Le texte qui allonge le délai légal d’accès à l’IVG de 12 à 14 semaines de grossesse (16 semaines d’aménorrhée), a été voté par 86 voix pour, 59 contre et 7 abstentions, la plupart des groupes politiques étant partagés. C’est désormais au tour du Sénat de s’en saisir.
Du fait d’un manque de praticiens et de la fermeture progressive de centres IVG, il s’écoule souvent plusieurs semaines entre le premier rendez-vous et l’intervention. Chaque année, entre 3000 et 4000 femmes “hors délai” partiraient avorter à l’étranger, selon un rapport parlementaire publié en 2000.
Huées, bronca ou à l’inverse salves d’applaudissements: les débats entre les partisans du texte et ses opposants, de la droite et d’ex-“marcheurs” comme Joachim Son-Forget et Agnès Thill, ont fait resurgir les fantômes des discussions sur la loi Veil, adoptée il y a 45 ans.
“Nous attendons que les femmes puissent vivre leur accès à l’avortement comme elles le souhaitent. Les entraves continuent dans notre pays”, a tonné l’élue LREM Aurore Bergé.
.@auroreberge : “Nous sommes dans cet hémicycle un certain nombre de femmes à avoir eu recours à l’#IVG, et nous n’attendons ni compassion, ni commisération, ni en fait rien, nous attendons que les femmes puissent vivre leur accès à l’avortement sans entrave”. #DirectANpic.twitter.com/K14azrmgPx
— LCP (@LCP) October 8, 2020
“Personne ne remet en cause le droit à l’IVG”, se sont défendu à plusieurs reprises les parlementaires de droite.
L’ex-LREM Matthieu Orphelin, président du groupe EDS (Écologie, démocratie, solidarité) qui avait mis ce texte à l’ordre du jour, s’est félicité d’avoir “tenu bon”: “Les combats pour les droits des femmes sont toujours difficiles face aux conservateurs”.
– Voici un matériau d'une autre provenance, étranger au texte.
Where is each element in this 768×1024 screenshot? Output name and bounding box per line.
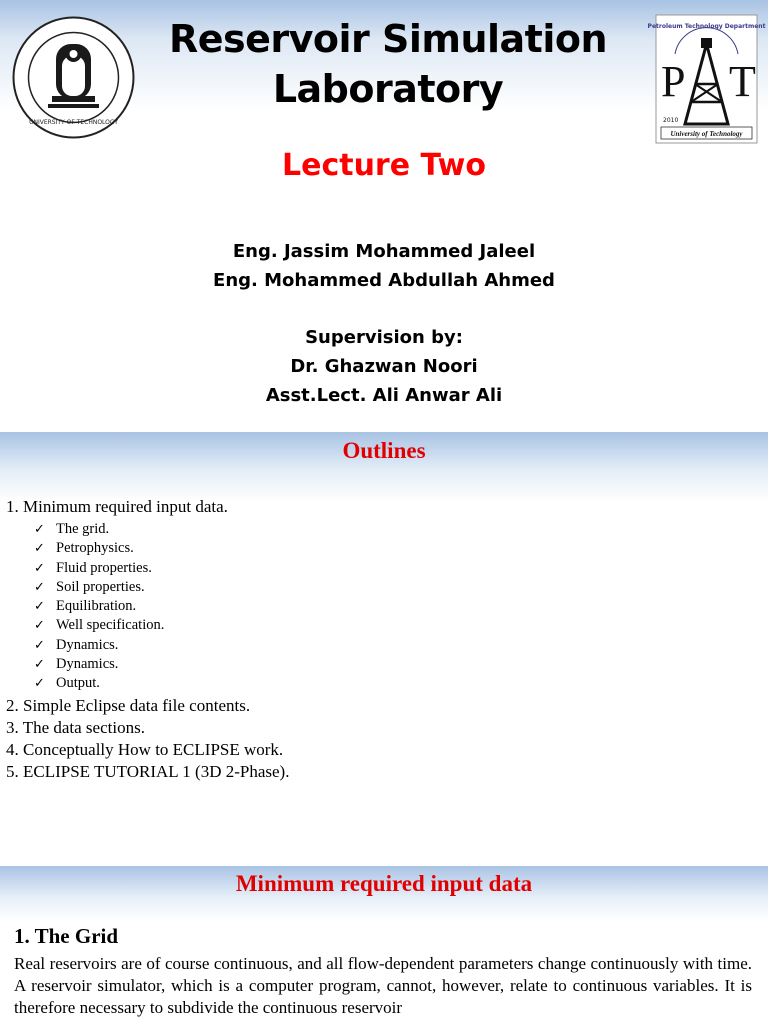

De la gauche à la droite, tous les députés ou presque ont invoqué les mânes de Simone Veil décédée en 2017, qui a fait adopter la loi dépénalisant le recours à l’interruption volontaire de grossesse (IVG), pour défendre leurs positions.
Le ministre de la Santé Olivier Véran avait d’emblée qualifié le sujet de “sensible”, voire “prématuré”. Le gouvernement avait choisi d’avancer avec prudence sur un terrain qu’il juge trop miné pour être débattu lors d’une “niche” parlementaire. Un avis largement partagé à droite.
Un “déséquilibre” de la loi Veil pour les opposants au texte
Portée par la députée EDS Albane Gaillot, la proposition de loi a obtenu un large soutien de LREM. Elle fait suite à un rapport parlementaire de la délégation aux Droits des femmes de l’Assemblée qui préconisait cette mesure sur le délai de l’IVG.
Si les alliés de la majorité MoDem et Agir se sont montrés majoritairement opposés à la réforme, l’ensemble de la gauche a soutenu la proposition de loi. C’est d’ailleurs du groupe LFI que les plaidoyers furent portés avec le plus d’élan, à l’instar de Jean-Luc Mélenchon ou de Clémentine Autain, qui a raconté avoir elle-même avorté mais en se heurtant à une question de “délai”.
De la droite aux centristes, les opposants ont ferraillé à chaque article et critiqué des dispositions qu’ils jugent venir “déséquilibrer” la loi Veil, comme l’ont souligné Jean-Christophe Lagarde (UDI) ou Jean-Louis Bourlanges (MoDem).
Dans leur ligne de mire: la suppression de la clause de conscience spécifique pour les médecins et sages-femmes, qui maintient l’IVG “dans un statut à part” alors que “c’est un acte de santé comme un autre”, selon Albane Gaillot. Une affirmation qui a hérissé les opposants. “Ce texte ne représente pas un “progrès” mais une dérive purement idéologique”, a tweeté la présidente du RN Marine Le Pen.
Le RN refuse l’allongement du délai légal de l’IVG de 12 à 14 semaines. Il s’opposera également à la volonté de supprimer la clause de conscience des médecins.
Ce texte ne représente pas un « progrès » mais une dérive purement idéologique. MLP #PPLIVG
— Marine Le Pen (@MLP_officiel) October 8, 2020
Pour le gouvernement, la partition est délicate. Olivier Véran a rappelé qu’il était essentiel d’attendre l’avis du Comité consultatif national d’éthique (CCNE), que le gouvernement a saisi mardi, “pour faire un travail complet abouti” et éclairer les débats. Celui-ci doit rendre son avis courant novembre, probablement avant le passage au Sénat.